Dwarf bards are a pretty far stretch. My GM has told me that dwarven lands tend to use clerics as their lorekeepers instead. He also says that barbarians are similarly "against the grain" of what dwarves are all about.

Goblin wizard is an offbeat choice, since goblins are so against reading. They even made an archetype specifically for goblins so they can be wizards without learning to read.

Humbug!

The Complete Book of Dwarves was published in 1991 and included The Battlerager as a class kit for dwarves. The Battlerager has more in common with the 3.0 Barbarian than the 2nd edition Barbarian does IMO. Dwarves are the original "barbarian" for 3.0 essentially. I don't know where the first representation of them was, but I know one appeared in an RA Salvatore novel (1-3 years prior to the CBoD).

Also, a dwarven barbarian invented the Dwarven Door Game at least 7 years ago.

Normally I might agree that goblins aren't wizards, but we had a long running one in a campaign. Originally he was actually an elf, but a titan transformed him into a goblin (and everyone's memory of him into a goblin). So, my group is quite familiar with the concept.


SorrySleeping wrote:
I think Catfolk, being a generally chaotic race along with negative wisdom, having a monk archetype that doesn't trade away the lawful-ness or wisdom is hillarous.

I have a very fun and lawful catfolk samurai.... going against the common grain can be fun and exciting yes yes!


Pathfinder Adventure Path Subscriber

No one has mentioned the Astomoi yet? These guys have no way of providing verbal components for spells, making them colossally unsuitable to be Wizards in spite of an intelligence bonus. Sure, at high levels you could get away with slapping Silent Spell on everything, but it's a pretty crippling downside that goes far beyond misplaced racial bonuses/penalties. Hmm... seems I'm either mis-remembering or misread it, since they do get to use thought components instead of verbal components.

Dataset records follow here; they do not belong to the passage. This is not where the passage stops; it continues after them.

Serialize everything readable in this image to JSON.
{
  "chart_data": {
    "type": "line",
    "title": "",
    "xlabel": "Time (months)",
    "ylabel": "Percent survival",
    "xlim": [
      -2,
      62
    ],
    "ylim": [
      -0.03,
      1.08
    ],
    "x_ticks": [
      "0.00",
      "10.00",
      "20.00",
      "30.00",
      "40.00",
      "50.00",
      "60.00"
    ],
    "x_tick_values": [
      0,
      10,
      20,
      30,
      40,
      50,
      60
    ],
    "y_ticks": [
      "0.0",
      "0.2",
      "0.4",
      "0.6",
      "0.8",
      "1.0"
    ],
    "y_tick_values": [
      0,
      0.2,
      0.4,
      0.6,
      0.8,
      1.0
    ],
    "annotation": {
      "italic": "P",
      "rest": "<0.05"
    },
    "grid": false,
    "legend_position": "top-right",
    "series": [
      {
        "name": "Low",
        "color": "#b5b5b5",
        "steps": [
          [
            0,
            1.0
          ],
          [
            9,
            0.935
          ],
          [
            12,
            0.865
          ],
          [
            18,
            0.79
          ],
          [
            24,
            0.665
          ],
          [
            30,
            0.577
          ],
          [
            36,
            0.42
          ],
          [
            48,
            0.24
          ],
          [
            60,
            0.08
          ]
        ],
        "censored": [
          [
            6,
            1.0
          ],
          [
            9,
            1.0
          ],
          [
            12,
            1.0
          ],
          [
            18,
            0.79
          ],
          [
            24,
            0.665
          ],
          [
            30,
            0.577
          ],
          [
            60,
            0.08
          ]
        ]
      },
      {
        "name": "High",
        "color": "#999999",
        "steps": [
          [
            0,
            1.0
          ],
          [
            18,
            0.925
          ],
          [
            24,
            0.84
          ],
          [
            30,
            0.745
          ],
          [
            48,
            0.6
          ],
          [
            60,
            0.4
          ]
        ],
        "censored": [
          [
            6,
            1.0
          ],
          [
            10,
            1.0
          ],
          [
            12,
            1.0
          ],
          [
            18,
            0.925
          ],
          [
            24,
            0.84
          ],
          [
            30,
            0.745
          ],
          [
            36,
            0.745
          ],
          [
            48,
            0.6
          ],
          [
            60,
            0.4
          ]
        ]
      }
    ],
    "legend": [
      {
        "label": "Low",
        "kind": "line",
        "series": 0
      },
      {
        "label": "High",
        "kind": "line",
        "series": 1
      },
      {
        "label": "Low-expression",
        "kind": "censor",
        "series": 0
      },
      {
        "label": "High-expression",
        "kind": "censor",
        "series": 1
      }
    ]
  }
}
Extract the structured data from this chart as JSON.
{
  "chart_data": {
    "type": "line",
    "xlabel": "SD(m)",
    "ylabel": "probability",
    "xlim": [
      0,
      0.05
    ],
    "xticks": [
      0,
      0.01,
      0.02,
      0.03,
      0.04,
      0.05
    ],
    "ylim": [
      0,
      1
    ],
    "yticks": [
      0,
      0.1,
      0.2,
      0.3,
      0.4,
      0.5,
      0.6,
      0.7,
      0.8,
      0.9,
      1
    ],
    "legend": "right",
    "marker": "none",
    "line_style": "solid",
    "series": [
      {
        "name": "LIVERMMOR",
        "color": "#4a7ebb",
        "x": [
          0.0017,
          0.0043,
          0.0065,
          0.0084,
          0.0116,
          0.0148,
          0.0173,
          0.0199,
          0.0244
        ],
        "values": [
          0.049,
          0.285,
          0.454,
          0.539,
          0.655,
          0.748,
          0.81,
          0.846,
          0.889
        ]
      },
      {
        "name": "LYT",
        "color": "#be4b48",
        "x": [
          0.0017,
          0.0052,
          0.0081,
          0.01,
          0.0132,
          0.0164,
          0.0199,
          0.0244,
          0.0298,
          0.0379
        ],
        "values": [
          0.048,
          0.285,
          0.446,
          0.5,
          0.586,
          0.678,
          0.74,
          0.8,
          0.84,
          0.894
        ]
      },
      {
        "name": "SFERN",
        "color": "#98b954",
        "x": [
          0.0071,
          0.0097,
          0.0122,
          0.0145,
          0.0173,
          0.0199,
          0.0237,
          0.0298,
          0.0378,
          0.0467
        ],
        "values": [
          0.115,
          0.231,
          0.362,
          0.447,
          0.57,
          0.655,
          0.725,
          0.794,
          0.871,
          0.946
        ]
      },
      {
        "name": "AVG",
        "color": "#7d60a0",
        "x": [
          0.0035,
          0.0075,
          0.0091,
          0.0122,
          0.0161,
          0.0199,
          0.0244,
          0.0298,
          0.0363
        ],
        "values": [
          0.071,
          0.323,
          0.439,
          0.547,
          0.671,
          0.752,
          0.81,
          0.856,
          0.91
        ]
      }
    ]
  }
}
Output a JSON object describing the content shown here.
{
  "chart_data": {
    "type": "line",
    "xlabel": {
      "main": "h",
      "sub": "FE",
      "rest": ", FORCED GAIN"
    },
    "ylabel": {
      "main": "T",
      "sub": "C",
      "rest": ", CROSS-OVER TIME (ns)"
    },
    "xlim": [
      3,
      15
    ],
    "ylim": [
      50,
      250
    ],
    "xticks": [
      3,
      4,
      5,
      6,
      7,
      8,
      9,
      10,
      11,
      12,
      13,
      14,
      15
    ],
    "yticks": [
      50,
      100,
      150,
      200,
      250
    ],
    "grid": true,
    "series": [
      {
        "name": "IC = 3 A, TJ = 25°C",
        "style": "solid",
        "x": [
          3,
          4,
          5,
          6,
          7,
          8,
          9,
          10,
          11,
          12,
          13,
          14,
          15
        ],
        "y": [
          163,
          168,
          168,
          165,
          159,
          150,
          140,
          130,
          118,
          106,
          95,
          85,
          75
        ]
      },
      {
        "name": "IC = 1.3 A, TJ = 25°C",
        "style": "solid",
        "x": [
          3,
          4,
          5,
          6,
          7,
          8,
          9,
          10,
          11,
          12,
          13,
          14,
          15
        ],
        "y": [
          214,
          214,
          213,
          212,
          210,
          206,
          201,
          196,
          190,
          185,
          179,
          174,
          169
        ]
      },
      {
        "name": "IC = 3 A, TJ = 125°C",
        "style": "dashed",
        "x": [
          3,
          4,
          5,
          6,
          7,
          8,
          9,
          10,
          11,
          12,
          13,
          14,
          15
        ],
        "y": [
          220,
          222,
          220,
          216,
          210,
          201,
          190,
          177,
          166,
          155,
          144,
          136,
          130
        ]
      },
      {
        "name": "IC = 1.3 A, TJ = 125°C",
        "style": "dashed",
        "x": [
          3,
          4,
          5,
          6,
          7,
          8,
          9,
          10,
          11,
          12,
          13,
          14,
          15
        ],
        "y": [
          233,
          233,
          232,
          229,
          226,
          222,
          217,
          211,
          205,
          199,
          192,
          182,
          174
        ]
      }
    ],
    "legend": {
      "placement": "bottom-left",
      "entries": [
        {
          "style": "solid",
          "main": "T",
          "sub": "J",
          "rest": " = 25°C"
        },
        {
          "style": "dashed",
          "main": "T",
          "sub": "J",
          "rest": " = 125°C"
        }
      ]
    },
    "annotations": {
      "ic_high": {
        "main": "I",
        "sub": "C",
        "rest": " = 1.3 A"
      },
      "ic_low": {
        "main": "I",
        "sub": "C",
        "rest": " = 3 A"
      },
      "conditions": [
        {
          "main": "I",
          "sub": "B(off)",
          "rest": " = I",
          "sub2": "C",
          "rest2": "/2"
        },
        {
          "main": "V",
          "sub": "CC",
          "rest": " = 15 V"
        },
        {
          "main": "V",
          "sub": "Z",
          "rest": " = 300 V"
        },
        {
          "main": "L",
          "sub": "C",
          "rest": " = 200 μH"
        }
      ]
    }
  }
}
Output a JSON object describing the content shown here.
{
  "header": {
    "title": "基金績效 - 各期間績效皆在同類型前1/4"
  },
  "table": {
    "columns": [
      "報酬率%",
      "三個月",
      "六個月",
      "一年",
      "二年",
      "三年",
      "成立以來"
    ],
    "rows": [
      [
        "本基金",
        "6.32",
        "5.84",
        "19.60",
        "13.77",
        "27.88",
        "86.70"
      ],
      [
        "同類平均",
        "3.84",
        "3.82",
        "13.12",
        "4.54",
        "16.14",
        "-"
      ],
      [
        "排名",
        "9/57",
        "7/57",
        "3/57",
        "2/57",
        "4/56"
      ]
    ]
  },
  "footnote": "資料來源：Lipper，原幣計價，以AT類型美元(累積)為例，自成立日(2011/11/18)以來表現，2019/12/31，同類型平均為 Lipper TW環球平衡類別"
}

Well, these guys still have a lot of pitfalls if you want to make them into a bard. But hey, at least they can still cast and pantomime.


Dasrak wrote:
No one has mentioned the Astomoi yet? These guys have no way of providing verbal components for spells, making them colossally unsuitable to be Wizards in spite of an intelligence bonus. Sure, at high levels you could get away with slapping Silent Spell on everything, but it's a pretty crippling downside that goes far beyond misplaced racial bonuses/penalties. Hmm... seems I'm either mis-remembering or misread it, since they do get to use thought components instead of verbal components. Well, these guys still have a lot of pitfalls if you want to make them into a bard. But hey, at least they can still cast and pantomime.

Even if they didn't get to use thought components instead, come 5th level an astomoi pact wizard with the deaf curse would be a terror to behold. Until then, well, I hope you're a fan of peacebond, lipstitch, shadow anchor, and pilfering hand.


Irontruth wrote:
Silent Saturn wrote:

Dwarf bards are a pretty far stretch. My GM has told me that dwarven lands tend to use clerics as their lorekeepers instead. He also says that barbarians are similarly "against the grain" of what dwarves are all about.

Goblin wizard is an offbeat choice, since goblins are so against reading. They even made an archetype specifically for goblins so they can be wizards without learning to read.

Humbug!

The Complete Book of Dwarves was published in 1991 and included The Battlerager as a class kit for dwarves. The Battlerager has more in common with the 3.0 Barbarian than the 2nd edition Barbarian does IMO. Dwarves are the original "barbarian" for 3.0 essentially. I don't know where the first representation of them was, but I know one appeared in an RA Salvatore novel (1-3 years prior to the CBoD).

My Dwarven Battlerager (actually the Fighter/Cleric version) invented a couple of games.

Dwarven Catch: Two people take turns throwing an axe back and forth at each other. Last one standing wins.

Pin the Tail on the Yeti: Involves a length of rope tied to a spike and a mallet. The goal is to sneak up on a yeti and nail a tail onto it's butt. The yetis in my character's alpine mountain home had a healthy fear of stealthy dwarves.